UVB and UVA levels vary greatly between winter and summer in mild climates but are more constant between seasons in areas closer to the equator such as Africa, Asia, the Caribbean, tropical South America and Australia.
When UV radiation is absorbed by DNA damage to the cell occurs. As a result the cell tries to mend itself by releasing chemicals. Sunburn is a visible reaction to this repair process. In some cases the damage to the cell is so severe that it dies, resulting in skin peeling and blistering.
Sunburn is characterised by redness, warmth and pain of varying degrees. In more severe cases swelling, blistering and weeping of the skin can occur.
Drinking plenty of non alcoholic fluids, taking pain killers and a non-steroidal anti-inflammatory medicine such as ibuprofen can be useful in relieving these symptoms.
Tanning occurs when melanin is produced in an attempt to protect the skin cells from UV radiation. A tan is therefore a sign of damaged skin. It may protect against further burning, but offers no protection against the effects of radiation, that can lead to skin cancer.
The main way of avoiding UV damage is to reduce the amount of exposure to the sun. It is still possible to enjoy the sun, but extra precautions should be taken.

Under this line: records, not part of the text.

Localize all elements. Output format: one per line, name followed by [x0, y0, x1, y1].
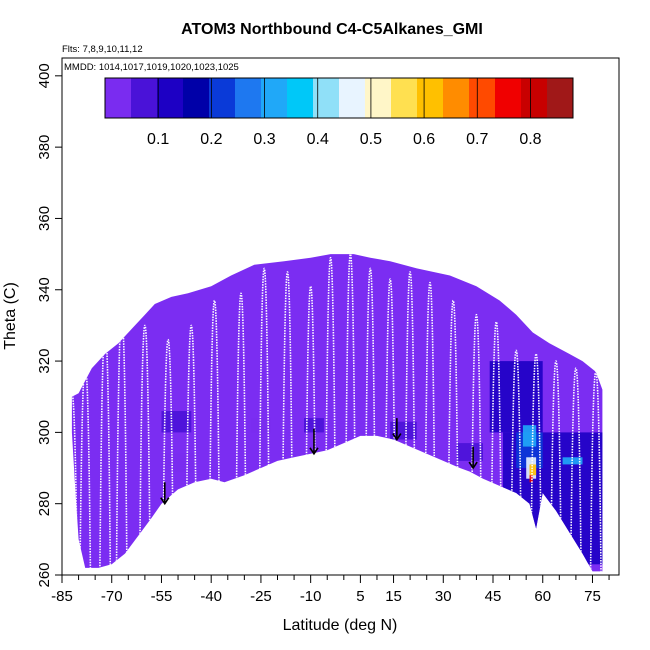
y-tick-label: 300 — [36, 420, 53, 445]
x-tick-label: 75 — [584, 588, 601, 605]
x-tick-label: -70 — [101, 588, 123, 605]
flight-profile — [234, 292, 248, 572]
colorbar-swatch — [235, 78, 262, 118]
flight-profile — [324, 256, 337, 572]
value-patch — [522, 425, 537, 447]
colorbar-swatch — [521, 78, 548, 118]
colorbar: 0.1 0.2 0.3 0.4 0.5 0.6 0.7 0.8 — [104, 77, 574, 148]
flight-profile — [71, 392, 79, 572]
flight-profile — [138, 324, 151, 572]
colorbar-swatch — [287, 78, 314, 118]
arrows — [160, 418, 478, 506]
colorbar-swatch — [495, 78, 522, 118]
x-tick-label: 45 — [485, 588, 502, 605]
flight-profile — [490, 320, 503, 572]
x-tick-label: -40 — [200, 588, 222, 605]
colorbar-border — [104, 77, 574, 119]
colorbar-tick-label: 0.2 — [200, 131, 222, 148]
x-axis-label: Latitude (deg N) — [283, 617, 398, 634]
colorbar-tick-label: 0.8 — [519, 131, 541, 148]
flight-profile — [569, 367, 582, 572]
x-tick-label: -55 — [151, 588, 173, 605]
colorbar-swatch — [443, 78, 470, 118]
flight-profile — [185, 324, 198, 572]
arrow-marker — [392, 418, 402, 441]
y-tick-label: 360 — [36, 206, 53, 231]
value-patch — [161, 453, 195, 472]
value-patch — [456, 443, 483, 461]
colorbar-swatch — [313, 78, 340, 118]
x-tick-label: 60 — [534, 588, 551, 605]
flight-profile — [423, 281, 437, 572]
y-axis-label: Theta (C) — [2, 282, 19, 350]
flight-profile — [258, 267, 271, 572]
dates-note: MMDD: 1014,1017,1019,1020,1023,1025 — [64, 62, 239, 73]
colorbar-swatch — [131, 78, 158, 118]
y-tick-label: 340 — [36, 277, 53, 302]
colorbar-swatch — [261, 78, 288, 118]
colorbar-swatch — [547, 78, 574, 118]
flight-profile — [549, 360, 563, 572]
arrow-marker — [468, 446, 478, 470]
value-patch — [529, 475, 533, 483]
y-tick-label: 260 — [36, 562, 53, 587]
colorbar-swatch — [417, 78, 444, 118]
plot-frame — [61, 57, 620, 576]
flight-profile — [364, 267, 377, 572]
flight-profile — [384, 278, 397, 572]
plot-area — [71, 254, 603, 572]
arrow-marker — [309, 428, 319, 456]
flight-profile — [162, 338, 175, 572]
colorbar-swatch — [391, 78, 418, 118]
colorbar-swatch — [469, 78, 496, 118]
y-tick-label: 320 — [36, 349, 53, 374]
arrow-marker — [160, 482, 170, 506]
x-tick-label: -85 — [51, 588, 73, 605]
flights-note: Flts: 7,8,9,10,11,12 — [62, 44, 143, 55]
x-axis: -85 -70 -55 -40 -25 -10 5 15 30 45 60 75 — [51, 575, 610, 605]
x-tick-label: -25 — [250, 588, 272, 605]
colorbar-swatch — [157, 78, 184, 118]
flight-profile — [510, 349, 523, 572]
value-patch — [529, 464, 537, 476]
y-tick-label: 380 — [36, 135, 53, 160]
colorbar-swatch — [339, 78, 366, 118]
flight-profile — [304, 285, 317, 572]
flight-profile — [404, 271, 417, 572]
y-axis: 260 280 300 320 340 360 380 400 — [36, 63, 62, 588]
colorbar-swatch — [209, 78, 236, 118]
value-patch — [161, 411, 192, 433]
flight-profile — [281, 271, 294, 572]
colorbar-tick-label: 0.3 — [253, 131, 275, 148]
x-tick-label: 15 — [385, 588, 402, 605]
flight-profile — [530, 353, 543, 572]
x-tick-label: 5 — [356, 588, 364, 605]
colorbar-tick-label: 0.6 — [413, 131, 435, 148]
flight-profile — [470, 313, 483, 572]
colorbar-tick-label: 0.5 — [360, 131, 382, 148]
y-tick-label: 400 — [36, 63, 53, 88]
chart-title: ATOM3 Northbound C4-C5Alkanes_GMI — [181, 21, 483, 38]
data-envelope — [71, 254, 603, 572]
colorbar-swatch — [105, 78, 132, 118]
flight-profile — [589, 370, 602, 572]
flight-profile — [344, 254, 357, 572]
y-tick-label: 280 — [36, 491, 53, 516]
colorbar-tick-label: 0.7 — [466, 131, 488, 148]
flight-profile — [447, 299, 460, 572]
colorbar-swatch — [183, 78, 210, 118]
x-tick-label: -10 — [300, 588, 322, 605]
colorbar-swatch — [365, 78, 392, 118]
colorbar-tick-label: 0.1 — [147, 131, 169, 148]
colorbar-tick-label: 0.4 — [307, 131, 329, 148]
x-tick-label: 30 — [435, 588, 452, 605]
value-patch — [489, 361, 543, 433]
flight-profile — [208, 299, 221, 572]
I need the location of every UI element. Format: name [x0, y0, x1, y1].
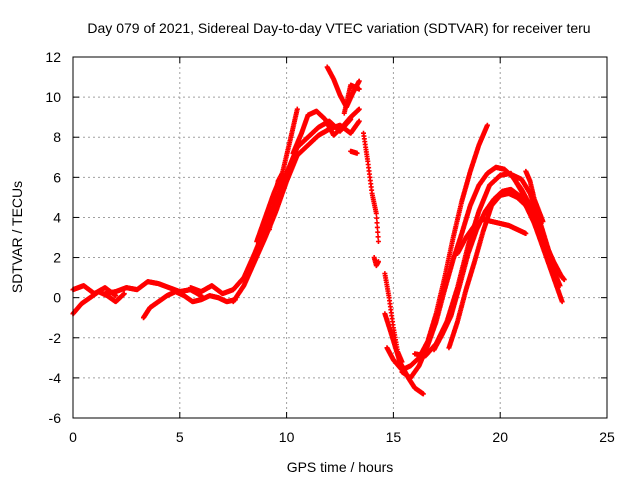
y-tick-label: 10 [45, 89, 61, 105]
y-tick-label: 0 [53, 290, 61, 306]
data-point-marker [279, 170, 285, 176]
x-tick-label: 0 [69, 429, 77, 445]
data-point-marker [354, 150, 360, 156]
data-point-marker [356, 86, 362, 92]
data-point-marker [356, 106, 362, 112]
series-arc-17 [384, 122, 490, 373]
data-point-marker [375, 229, 381, 235]
series-arc-3 [102, 279, 204, 299]
series-arc-6 [230, 118, 362, 305]
data-point-marker [374, 224, 380, 230]
data-point-marker [484, 122, 490, 128]
x-tick-label: 5 [176, 429, 184, 445]
x-axis-label: GPS time / hours [287, 459, 394, 475]
y-tick-label: 2 [53, 250, 61, 266]
x-tick-label: 20 [492, 429, 508, 445]
series-arc-7 [254, 106, 300, 245]
y-tick-label: 6 [53, 169, 61, 185]
y-axis-label: SDTVAR / TECUs [9, 181, 25, 293]
y-tick-label: 4 [53, 209, 61, 225]
data-point-marker [373, 210, 379, 216]
y-tick-label: 12 [45, 49, 61, 65]
series-arc-13 [360, 130, 381, 245]
data-points [70, 64, 567, 397]
series-arc-8 [267, 170, 285, 232]
axis-ticks: 0 5 10 15 20 25 -6 -4 -2 0 2 4 6 8 10 12 [45, 49, 615, 445]
data-point-marker [356, 78, 362, 84]
data-point-marker [356, 118, 362, 124]
series-arc-2 [70, 289, 127, 317]
series-arc-14 [371, 255, 381, 269]
series-arc-4 [140, 289, 238, 321]
y-tick-label: -4 [49, 370, 62, 386]
data-point-marker [374, 220, 380, 226]
plot-frame [72, 56, 608, 419]
data-point-marker [294, 106, 300, 112]
data-point-marker [420, 391, 426, 397]
series-arc-9 [290, 106, 362, 156]
grid-lines [73, 57, 607, 418]
chart-title: Day 079 of 2021, Sidereal Day-to-day VTE… [87, 20, 590, 36]
data-point-marker [121, 291, 127, 297]
x-tick-label: 10 [279, 429, 295, 445]
series-arc-11 [341, 82, 362, 116]
y-tick-label: -2 [49, 330, 62, 346]
data-point-marker [375, 234, 381, 240]
data-point-marker [375, 239, 381, 245]
x-tick-label: 15 [386, 429, 402, 445]
data-point-marker [375, 259, 381, 265]
data-point-marker [374, 215, 380, 221]
y-tick-label: -6 [49, 410, 62, 426]
x-tick-label: 25 [599, 429, 615, 445]
series-arc-12 [348, 148, 360, 156]
y-tick-label: 8 [53, 129, 61, 145]
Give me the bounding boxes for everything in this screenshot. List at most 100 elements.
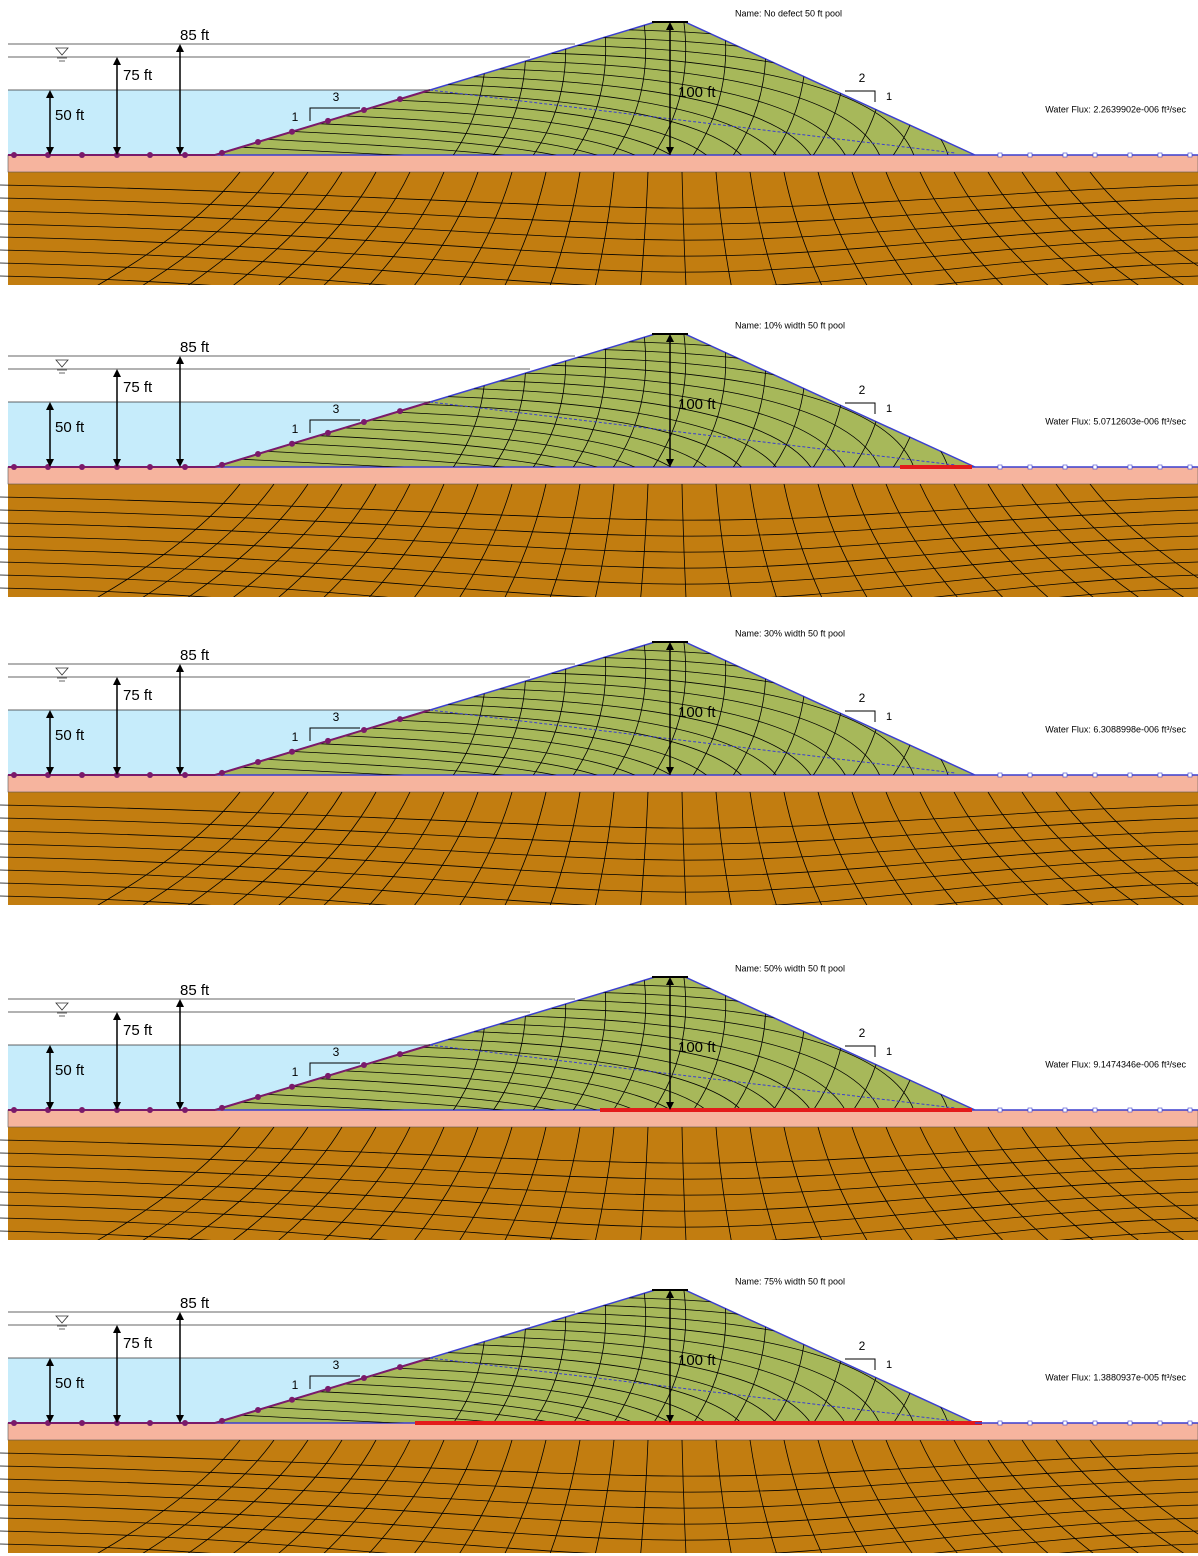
- label: 1: [886, 403, 892, 415]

Sunscreen creams or lotions are the one of the most common methods used to protect skin against sun damage. They contain chemicals that absorb various wavelengths of UV light. Sunscreens are rated by their sun protection factor (SPF). This refers to the protection against sunburn received after applying the sunscreen compared to not using it. Sunscreens with higher SPF ratings give a longer duration of protection against the damaging effects of the sun. As an example, if it takes 10 minutes to become sunburned, applying a cream with an SPF of 15 means that it will take 15 times as long, or 150 minutes to develop sunburn.
• Avoid sun exposure when the sun is at its highest point in the sky (from 10am to 3pm).
• Always apply a correct amount of sun-cream. Most people apply too little which reduces the effectiveness of the sunscreen. About 2 tablespoons of sunscreen will be needed to protect an average adult; however, always follow the manufacturer’s instructions.
• Always use a sunscreen with a high SPF (usually 15 or higher). They may need to be used even on cloudy days.
• Sunscreen should be applied at least 30 minutes before exposure to the sun. It should be reapplied about every two hours, and also after swimming and vigorous exercise.
• Sunscreens may be less effective in protecting against UVA rays, so it is very important to limit your time in the sun.
• Wear a wide-brimmed hat to protect the head and face.
• Cover as much skin as possible with sun-protective clothing if you are unable to avoid being out in the sun from 10am to 3pm.
• Children are particularly vulnerable to the damaging effects of sunlight. Babies under 6 months of age should never be exposed to direct sunlight and young children should always have a high SPF applied.